One of the foods that is closely associated with Malaysian-Chinese funerals is pink and yellow steamed buns. These buns also make an appearance during the Hungry Ghost Festival; a month-long period when the Chinese community makes offerings to appease and honour spirits that roam the earth. Like koliva, these soft buns are also made with pantry staples – flour, yeast, sugar, baking powder, and shortening – and steamed, since most Southeast Asian kitchens do not have ovens.

Pink and yellow steamed buns
Pink and yellow steamed buns are frequently served at the feast following a Malaysian-Chinese funeral

Family members are also encouraged to offer food that the deceased used to enjoy. “On day seven, we laid out the dining table with my mother’s favourite food because symbolically, this is the last meal we are giving to her spirit,” Chin says. The idea is that after this feast, the spirit has to leave our world.

During this time, Chin and her family were expected to stay in their rooms from 10pm to 2am.

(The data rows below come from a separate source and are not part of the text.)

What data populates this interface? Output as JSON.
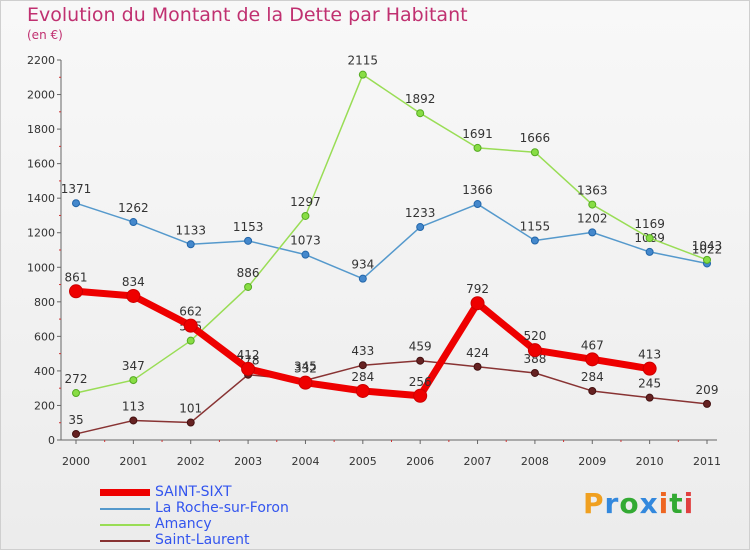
{
  "title": "Evolution du Montant de la Dette par Habitant",
  "subtitle": "(en €)",
  "logo_text": "Proxiti",
  "logo_colors": [
    "#f0a020",
    "#3388dd",
    "#33aa33",
    "#3388dd",
    "#ee6622",
    "#33aa33",
    "#e04040"
  ],
  "chart_data": {
    "type": "line",
    "title": "Evolution du Montant de la Dette par Habitant",
    "subtitle": "(en €)",
    "x": [
      2000,
      2001,
      2002,
      2003,
      2004,
      2005,
      2006,
      2007,
      2008,
      2009,
      2010,
      2011
    ],
    "ylim": [
      0,
      2200
    ],
    "yticks": [
      0,
      200,
      400,
      600,
      800,
      1000,
      1200,
      1400,
      1600,
      1800,
      2000,
      2200
    ],
    "grid": false,
    "legend_position": "bottom-left",
    "series": [
      {
        "name": "La Roche-sur-Foron",
        "color": "#5599cc",
        "values": [
          1371,
          1262,
          1133,
          1153,
          1073,
          934,
          1233,
          1366,
          1155,
          1202,
          1089,
          1022
        ]
      },
      {
        "name": "Amancy",
        "color": "#99dd55",
        "values": [
          272,
          347,
          575,
          886,
          1297,
          2115,
          1892,
          1691,
          1666,
          1363,
          1169,
          1043
        ]
      },
      {
        "name": "Saint-Laurent",
        "color": "#883333",
        "values": [
          35,
          113,
          101,
          378,
          345,
          433,
          459,
          424,
          388,
          284,
          245,
          209
        ]
      },
      {
        "name": "SAINT-SIXT",
        "color": "#ee0000",
        "values": [
          861,
          834,
          662,
          412,
          332,
          284,
          256,
          792,
          520,
          467,
          413,
          null
        ]
      }
    ],
    "legend_order": [
      "SAINT-SIXT",
      "La Roche-sur-Foron",
      "Amancy",
      "Saint-Laurent"
    ]
  }
}
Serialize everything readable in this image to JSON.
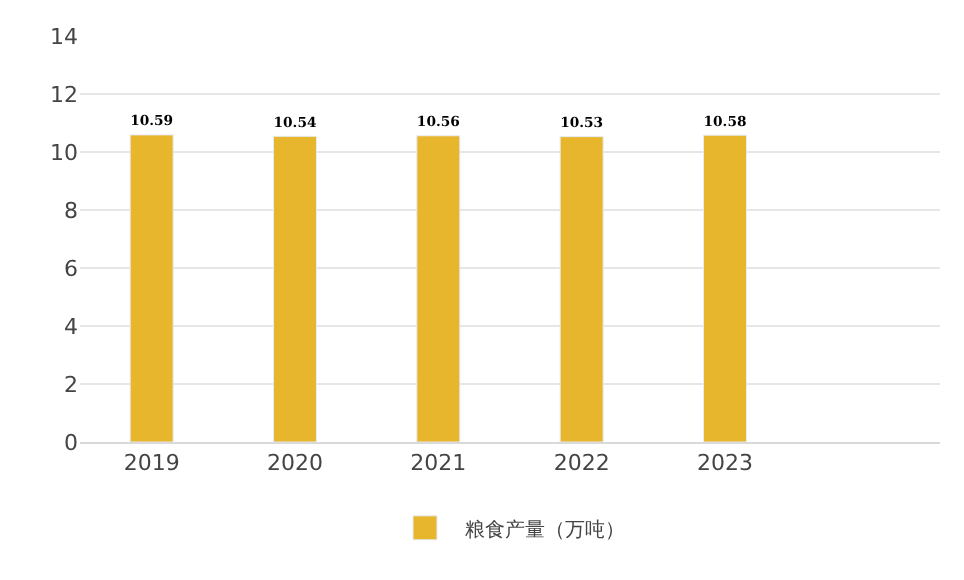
{
  "chart_data": {
    "type": "bar",
    "categories": [
      "2019",
      "2020",
      "2021",
      "2022",
      "2023"
    ],
    "series": [
      {
        "name": "粮食产量（万吨）",
        "color": "#e8b62c",
        "values": [
          10.59,
          10.54,
          10.56,
          10.53,
          10.58
        ]
      }
    ],
    "ylim": [
      0,
      14
    ],
    "yticks": [
      0,
      2,
      4,
      6,
      8,
      10,
      12,
      14
    ],
    "grid": "y",
    "legend": "bottom",
    "data_labels": true
  }
}
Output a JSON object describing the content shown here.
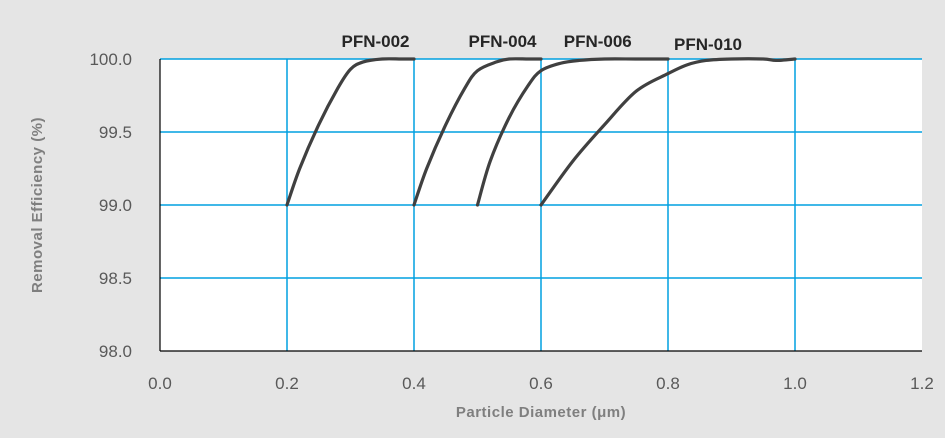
{
  "chart_data": {
    "type": "line",
    "title": "",
    "xlabel": "Particle  Diameter  (μm)",
    "ylabel": "Removal Efficiency (%)",
    "xlim": [
      0.0,
      1.2
    ],
    "ylim": [
      98.0,
      100.0
    ],
    "x_ticks": [
      "0.0",
      "0.2",
      "0.4",
      "0.6",
      "0.8",
      "1.0",
      "1.2"
    ],
    "y_ticks": [
      "98.0",
      "98.5",
      "99.0",
      "99.5",
      "100.0"
    ],
    "grid": true,
    "legend": "inline labels above curves",
    "colors": {
      "background": "#e5e5e5",
      "plot_area": "#ffffff",
      "grid": "#00a0e0",
      "line": "#404040",
      "axis": "#000000"
    },
    "series": [
      {
        "name": "PFN-002",
        "x": [
          0.2,
          0.22,
          0.25,
          0.28,
          0.3,
          0.32,
          0.35,
          0.38,
          0.4
        ],
        "y": [
          99.0,
          99.25,
          99.55,
          99.8,
          99.93,
          99.98,
          100.0,
          100.0,
          100.0
        ]
      },
      {
        "name": "PFN-004",
        "x": [
          0.4,
          0.42,
          0.45,
          0.48,
          0.5,
          0.53,
          0.55,
          0.58,
          0.6
        ],
        "y": [
          99.0,
          99.25,
          99.55,
          99.8,
          99.92,
          99.98,
          100.0,
          100.0,
          100.0
        ]
      },
      {
        "name": "PFN-006",
        "x": [
          0.5,
          0.52,
          0.55,
          0.58,
          0.6,
          0.63,
          0.66,
          0.7,
          0.75,
          0.8
        ],
        "y": [
          99.0,
          99.3,
          99.6,
          99.82,
          99.92,
          99.97,
          99.99,
          100.0,
          100.0,
          100.0
        ]
      },
      {
        "name": "PFN-010",
        "x": [
          0.6,
          0.65,
          0.7,
          0.75,
          0.8,
          0.83,
          0.86,
          0.9,
          0.95,
          0.97,
          1.0
        ],
        "y": [
          99.0,
          99.3,
          99.55,
          99.78,
          99.9,
          99.96,
          99.99,
          100.0,
          100.0,
          99.99,
          100.0
        ]
      }
    ]
  }
}
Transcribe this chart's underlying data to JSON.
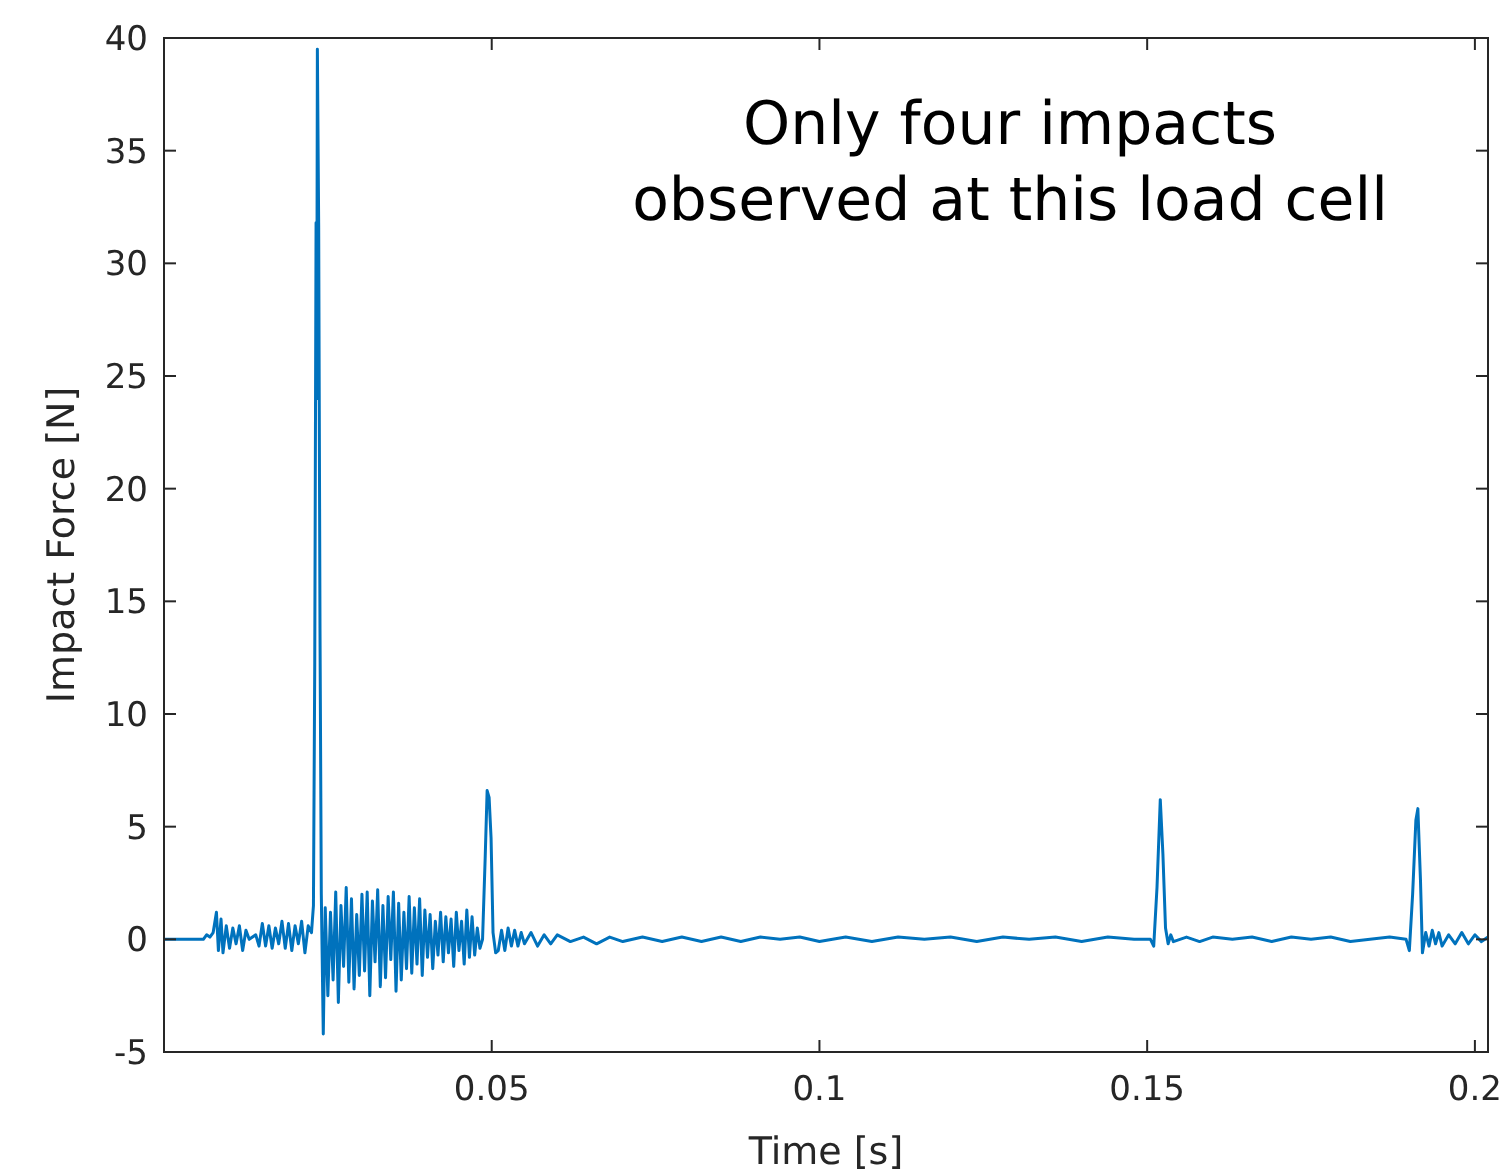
{
  "chart_data": {
    "type": "line",
    "xlabel": "Time [s]",
    "ylabel": "Impact Force [N]",
    "annotations": [
      "Only four impacts\nobserved at this load cell"
    ],
    "xlim": [
      0,
      0.202
    ],
    "xticks": [
      0.05,
      0.1,
      0.15,
      0.2
    ],
    "ylim": [
      -5,
      40
    ],
    "yticks": [
      -5,
      0,
      5,
      10,
      15,
      20,
      25,
      30,
      35,
      40
    ],
    "grid": false,
    "marker": "none",
    "line_style": "solid",
    "series": [
      {
        "color": "#0072bd",
        "x": [
          0,
          0.006,
          0.0065,
          0.007,
          0.0075,
          0.008,
          0.0083,
          0.0087,
          0.009,
          0.0095,
          0.01,
          0.0105,
          0.011,
          0.0115,
          0.012,
          0.0125,
          0.013,
          0.014,
          0.0145,
          0.015,
          0.0155,
          0.016,
          0.0165,
          0.017,
          0.0175,
          0.018,
          0.0185,
          0.019,
          0.0195,
          0.02,
          0.0205,
          0.021,
          0.0215,
          0.022,
          0.0225,
          0.0228,
          0.023,
          0.0232,
          0.0233,
          0.0234,
          0.0236,
          0.0238,
          0.024,
          0.0243,
          0.0246,
          0.025,
          0.0254,
          0.0258,
          0.0262,
          0.0266,
          0.027,
          0.0274,
          0.0278,
          0.0282,
          0.0286,
          0.029,
          0.0294,
          0.0298,
          0.0302,
          0.0306,
          0.031,
          0.0314,
          0.0318,
          0.0322,
          0.0326,
          0.033,
          0.0334,
          0.0338,
          0.0342,
          0.0346,
          0.035,
          0.0354,
          0.0358,
          0.0362,
          0.0366,
          0.037,
          0.0374,
          0.0378,
          0.0382,
          0.0386,
          0.039,
          0.0394,
          0.0398,
          0.0402,
          0.0406,
          0.041,
          0.0414,
          0.0418,
          0.0422,
          0.0426,
          0.043,
          0.0434,
          0.0438,
          0.0442,
          0.0446,
          0.045,
          0.0454,
          0.0458,
          0.0462,
          0.0466,
          0.047,
          0.0474,
          0.0478,
          0.0482,
          0.0486,
          0.049,
          0.0493,
          0.0496,
          0.0499,
          0.0502,
          0.0506,
          0.051,
          0.0515,
          0.052,
          0.0525,
          0.053,
          0.0535,
          0.054,
          0.0545,
          0.055,
          0.056,
          0.057,
          0.058,
          0.059,
          0.06,
          0.062,
          0.064,
          0.066,
          0.068,
          0.07,
          0.073,
          0.076,
          0.079,
          0.082,
          0.085,
          0.088,
          0.091,
          0.094,
          0.097,
          0.1,
          0.104,
          0.108,
          0.112,
          0.116,
          0.12,
          0.124,
          0.128,
          0.132,
          0.136,
          0.14,
          0.144,
          0.148,
          0.1505,
          0.151,
          0.1515,
          0.152,
          0.1524,
          0.1528,
          0.1532,
          0.1536,
          0.154,
          0.156,
          0.158,
          0.16,
          0.163,
          0.166,
          0.169,
          0.172,
          0.175,
          0.178,
          0.181,
          0.184,
          0.187,
          0.1895,
          0.19,
          0.1905,
          0.191,
          0.1913,
          0.1917,
          0.192,
          0.1925,
          0.193,
          0.1935,
          0.194,
          0.1945,
          0.195,
          0.196,
          0.197,
          0.198,
          0.199,
          0.2,
          0.201,
          0.202
        ],
        "values": [
          0,
          0,
          0.2,
          0.1,
          0.3,
          1.2,
          -0.5,
          0.9,
          -0.6,
          0.6,
          -0.4,
          0.5,
          -0.2,
          0.6,
          -0.5,
          0.4,
          0,
          0.2,
          -0.3,
          0.7,
          -0.3,
          0.6,
          -0.4,
          0.5,
          -0.2,
          0.8,
          -0.4,
          0.7,
          -0.5,
          0.6,
          -0.2,
          0.8,
          -0.6,
          0.6,
          0.3,
          1.5,
          12.3,
          31.8,
          24,
          39.5,
          31.6,
          13.8,
          2,
          -4.2,
          1.4,
          -2.5,
          1.2,
          -1.8,
          2.1,
          -2.8,
          1.5,
          -1.2,
          2.3,
          -1.9,
          1.8,
          -2.2,
          1.1,
          -1.6,
          2,
          -1.4,
          2.1,
          -2.5,
          1.7,
          -1,
          2.2,
          -2.1,
          1.5,
          -1.7,
          1.9,
          -0.9,
          2.1,
          -2.3,
          1.6,
          -1.8,
          1.2,
          -1.3,
          1.9,
          -1.5,
          1.4,
          -1.1,
          1.8,
          -1.6,
          1.3,
          -0.8,
          1.1,
          -1.3,
          0.8,
          -0.7,
          1.2,
          -1,
          1,
          -0.6,
          0.9,
          -1.2,
          1.2,
          -0.5,
          0.8,
          -1.1,
          1.3,
          -0.8,
          1,
          -0.7,
          0.5,
          -0.4,
          0,
          3.6,
          6.6,
          6.3,
          4.5,
          0.3,
          -0.6,
          -0.5,
          0.4,
          -0.5,
          0.5,
          -0.3,
          0.4,
          -0.3,
          0.3,
          -0.2,
          0.3,
          -0.3,
          0.2,
          -0.2,
          0.2,
          -0.1,
          0.1,
          -0.2,
          0.1,
          -0.1,
          0.1,
          -0.1,
          0.1,
          -0.1,
          0.1,
          -0.1,
          0.1,
          0,
          0.1,
          -0.1,
          0.1,
          -0.1,
          0.1,
          0,
          0.1,
          -0.1,
          0.1,
          0,
          0.1,
          -0.1,
          0.1,
          0,
          0,
          -0.3,
          2.3,
          6.2,
          3.8,
          0.5,
          -0.2,
          0.2,
          -0.1,
          0.1,
          -0.1,
          0.1,
          0,
          0.1,
          -0.1,
          0.1,
          0,
          0.1,
          -0.1,
          0,
          0.1,
          0,
          -0.5,
          2,
          5.3,
          5.8,
          2.6,
          -0.6,
          0.3,
          -0.3,
          0.4,
          -0.2,
          0.3,
          -0.3,
          0.2,
          -0.2,
          0.3,
          -0.2,
          0.2,
          -0.1,
          0.1
        ]
      }
    ]
  }
}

Afterwards, “we threw away the whole banquet because it is [considered] bad luck to eat it”, Chin says. “This is the part I did not like because it’s so wasteful.”

The “bad luck” is a mix of superstition – not wanting to eat something that a spirit has feasted on; and concern about food hygiene – not eating something that has been sitting at room temperature in the tropics.

Chin understands the purpose of rituals, but also finds some of them “ridiculous”.

“I rolled my eyes a lot but we had to ‘do the right thing for the deceased’. When my father passed away, my mother did the same thing for him and it was clear that this is what she wanted too.”